AI and Machine Learning (ML) have the potential to bridge the gap between increased planning needs and reduced resource availability. ML introduces new flexibility to financial business planning and forecasting by providing predictive modelling, scenario-based planning, control and validation processes.

IT Financial Management (ITFM) or Technology Business Management (TBM) tools have become essential for businesses as they provide access to real-time operational data and enable today’s CIO to manage IT budgets against the rising pressure to invest. Through embracing AI, organizations are able to automate clunky, manual processes, which subsequently helps to improve the employee experience and enable more meaningful work.

The cost of neglecting customer experience

It’s important to remember that in today’s turbulent economic environment, whilst cost is a top priority, so too is keeping service customers satisfied. In fact, this is a critical factor in determining customer loyalty and retention. For many businesses, the cost of losing customers can be detrimental. According to research, digital customer experience (DCX) continues to evolve as a priority with 79% of people indicating that DCX is extremely or very important. While budgets are being squeezed, businesses must still ensure service performance is optimized.

Thanks to automation and AI, companies are able to significantly increase the efficiency and quality of their services and sustainably take their service promise to the next level. IT service management (ITSM)—the management and support of IT services—is an integral part of customer services and therefore it’s important to keep it optimized and streamlined where possible.
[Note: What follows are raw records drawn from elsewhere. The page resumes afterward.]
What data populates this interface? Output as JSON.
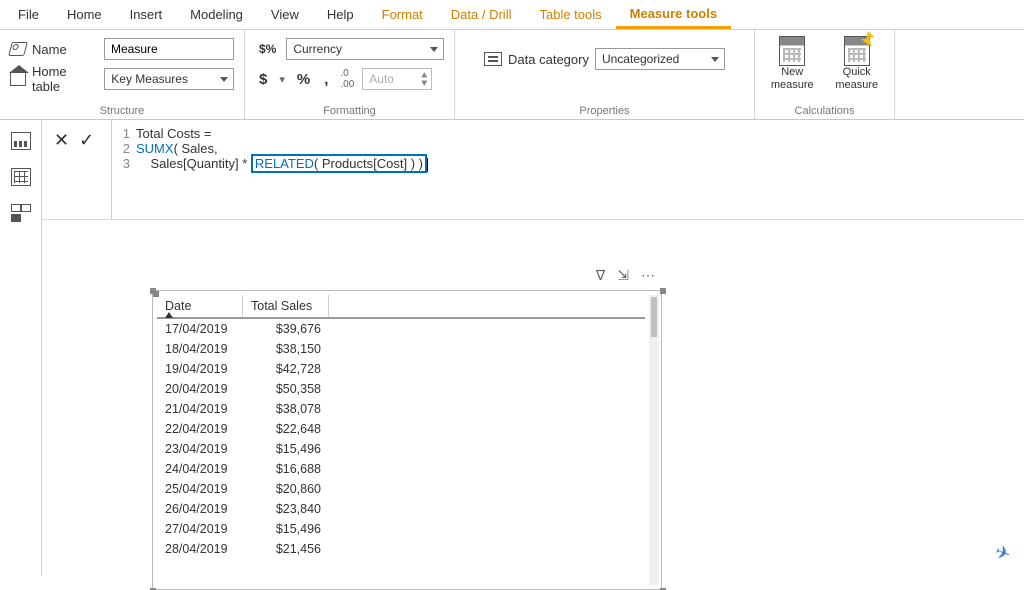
{
  "menu": {
    "file": "File",
    "home": "Home",
    "insert": "Insert",
    "modeling": "Modeling",
    "view": "View",
    "help": "Help",
    "format": "Format",
    "datadrill": "Data / Drill",
    "tabletools": "Table tools",
    "measuretools": "Measure tools"
  },
  "structure": {
    "name_lbl": "Name",
    "name_val": "Measure",
    "home_lbl": "Home table",
    "home_val": "Key Measures",
    "group": "Structure"
  },
  "formatting": {
    "sym": "$%",
    "fmt_val": "Currency",
    "dollar": "$",
    "pct": "%",
    "comma": ",",
    "dec": ".00→.0",
    "auto": "Auto",
    "group": "Formatting"
  },
  "properties": {
    "cat_lbl": "Data category",
    "cat_val": "Uncategorized",
    "group": "Properties"
  },
  "calculations": {
    "new1": "New",
    "new2": "measure",
    "quick1": "Quick",
    "quick2": "measure",
    "group": "Calculations"
  },
  "formula": {
    "x": "✕",
    "chk": "✓",
    "l1_num": "1",
    "l1": "Total Costs =",
    "l2_num": "2",
    "l2_a": "SUMX",
    "l2_b": "( Sales,",
    "l3_num": "3",
    "l3_pre": "    Sales[Quantity] * ",
    "l3_hl_a": "RELATED",
    "l3_hl_b": "( Products[Cost] ) )"
  },
  "vis": {
    "filter": "∇",
    "focus": "⇲",
    "more": "⋯",
    "col0": "Date",
    "col1": "Total Sales",
    "rows": [
      {
        "d": "17/04/2019",
        "v": "$39,676"
      },
      {
        "d": "18/04/2019",
        "v": "$38,150"
      },
      {
        "d": "19/04/2019",
        "v": "$42,728"
      },
      {
        "d": "20/04/2019",
        "v": "$50,358"
      },
      {
        "d": "21/04/2019",
        "v": "$38,078"
      },
      {
        "d": "22/04/2019",
        "v": "$22,648"
      },
      {
        "d": "23/04/2019",
        "v": "$15,496"
      },
      {
        "d": "24/04/2019",
        "v": "$16,688"
      },
      {
        "d": "25/04/2019",
        "v": "$20,860"
      },
      {
        "d": "26/04/2019",
        "v": "$23,840"
      },
      {
        "d": "27/04/2019",
        "v": "$15,496"
      },
      {
        "d": "28/04/2019",
        "v": "$21,456"
      }
    ]
  },
  "sub": "✈"
}
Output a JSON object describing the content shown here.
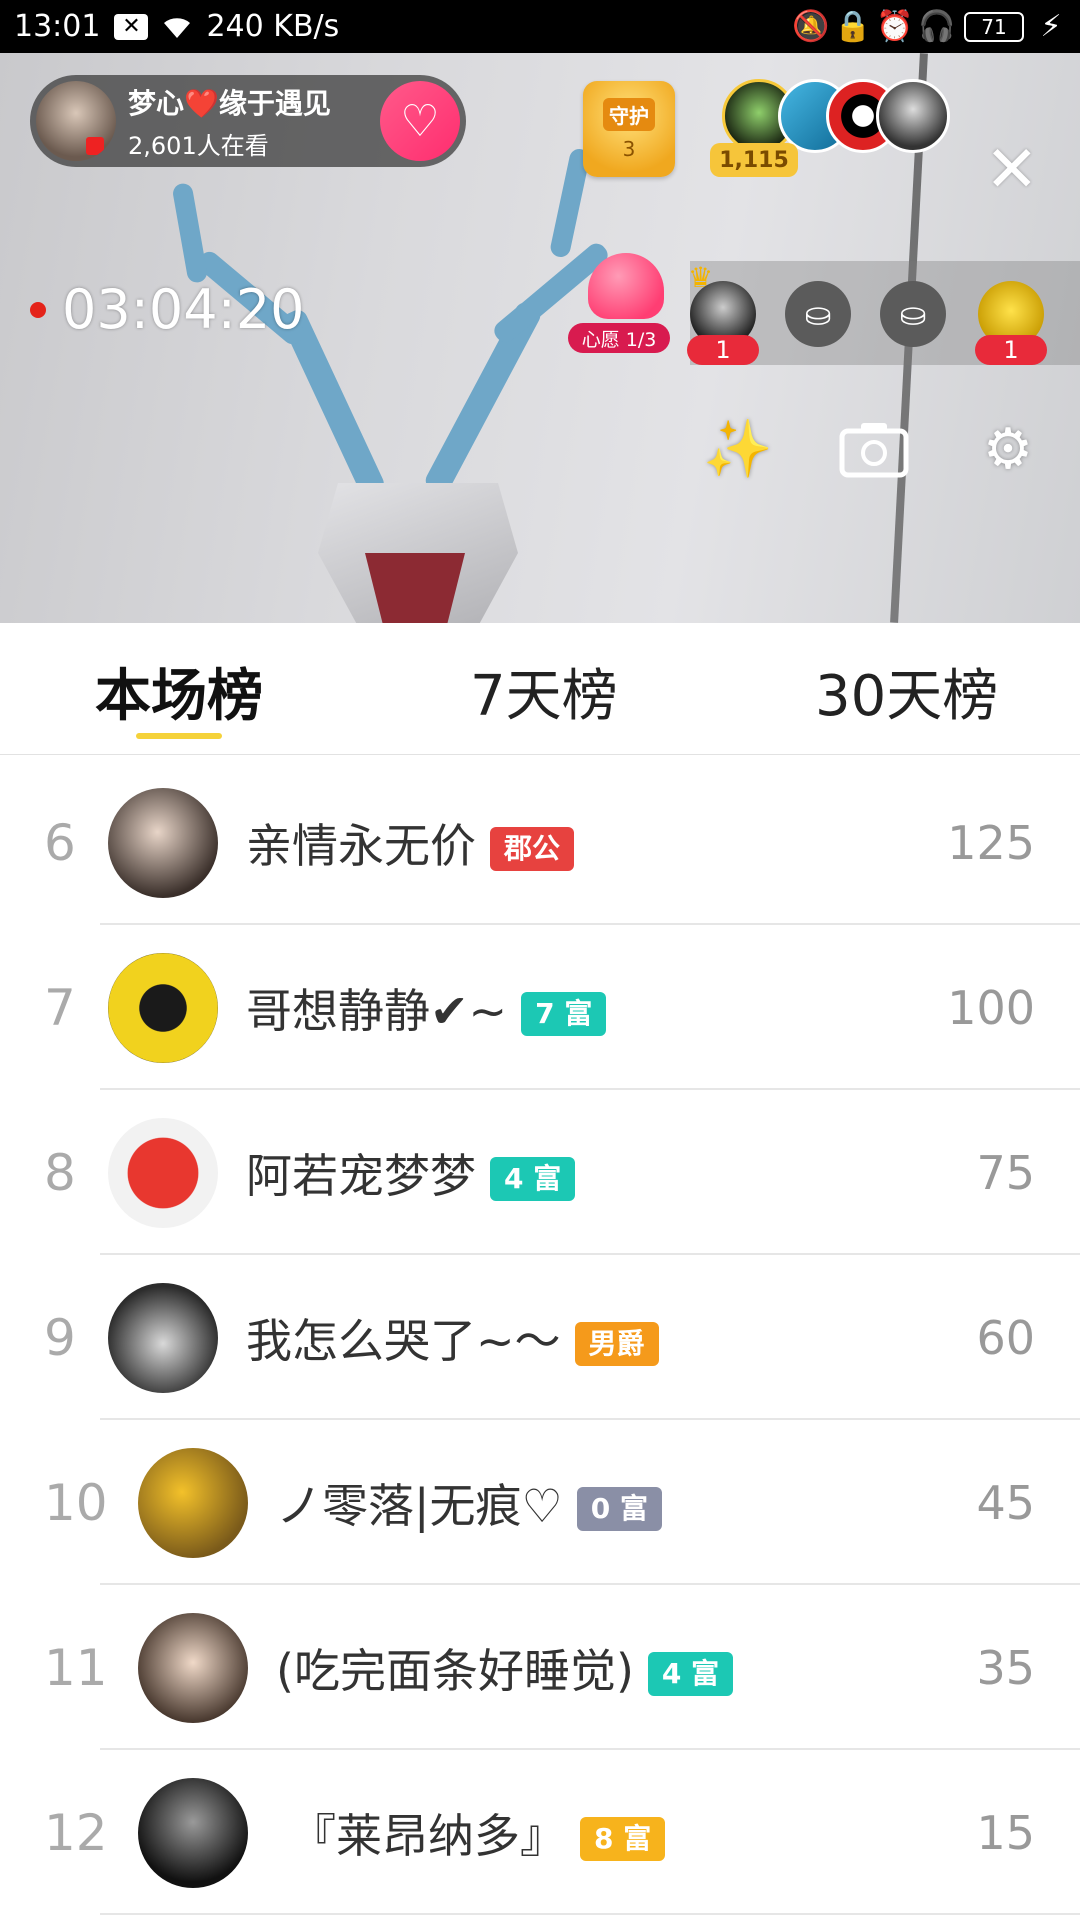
{
  "status_bar": {
    "time": "13:01",
    "speed": "240 KB/s",
    "battery": "71"
  },
  "host": {
    "name": "梦心❤️缘于遇见",
    "viewers": "2,601人在看"
  },
  "guard": {
    "label": "守护",
    "count": "3"
  },
  "top_viewers": {
    "coins": "1,115"
  },
  "timer": "03:04:20",
  "wish": {
    "label": "心愿 1/3"
  },
  "seats": {
    "count_1": "1",
    "count_4": "1"
  },
  "tabs": [
    {
      "label": "本场榜"
    },
    {
      "label": "7天榜"
    },
    {
      "label": "30天榜"
    }
  ],
  "ranking": [
    {
      "rank": "6",
      "name": "亲情永无价",
      "badge": "郡公",
      "badge_color": "#e7423f",
      "score": "125"
    },
    {
      "rank": "7",
      "name": "哥想静静✔~",
      "badge": "7 富",
      "badge_color": "#1cc8b4",
      "score": "100"
    },
    {
      "rank": "8",
      "name": "阿若宠梦梦",
      "badge": "4 富",
      "badge_color": "#1cc8b4",
      "score": "75"
    },
    {
      "rank": "9",
      "name": "我怎么哭了~〜",
      "badge": "男爵",
      "badge_color": "#f59a1b",
      "score": "60"
    },
    {
      "rank": "10",
      "name": "ノ零落|无痕♡",
      "badge": "0 富",
      "badge_color": "#8a8fa6",
      "score": "45"
    },
    {
      "rank": "11",
      "name": "(吃完面条好睡觉)",
      "badge": "4 富",
      "badge_color": "#1cc8b4",
      "score": "35"
    },
    {
      "rank": "12",
      "name": "『莱昂纳多』",
      "badge": "8 富",
      "badge_color": "#f7b31c",
      "score": "15"
    }
  ],
  "colors": {
    "accent_yellow": "#f5d23a",
    "live_red": "#e4231a",
    "follow_pink": "#ff3e73"
  },
  "icons": {
    "follow": "heart-plus-icon",
    "close": "close-icon",
    "beauty": "magic-wand-icon",
    "camera": "camera-switch-icon",
    "settings": "gear-icon"
  }
}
It encompasses problem management, incident management, change and release management, as well as financial management. AI automates routine tasks like ticket classification, finds answers to users’ queries and generates email replies, speeding up response times and boosting the service agent’s productivity. For example, an AI-powered chatbot can be employed to answer common customer questions, serve content, collect user data, and provide support.

The ability to use AI to create value for businesses

It is useful for companies to look at AI through the lens of business capabilities However, business leaders will need to invest in AI-powered solutions if they want to stay ahead and remain competitive. These solutions will not only help with strategic decision-making and financial planning but will also help businesses engage with their customers, identify relevant insights and improve the overall customer experience.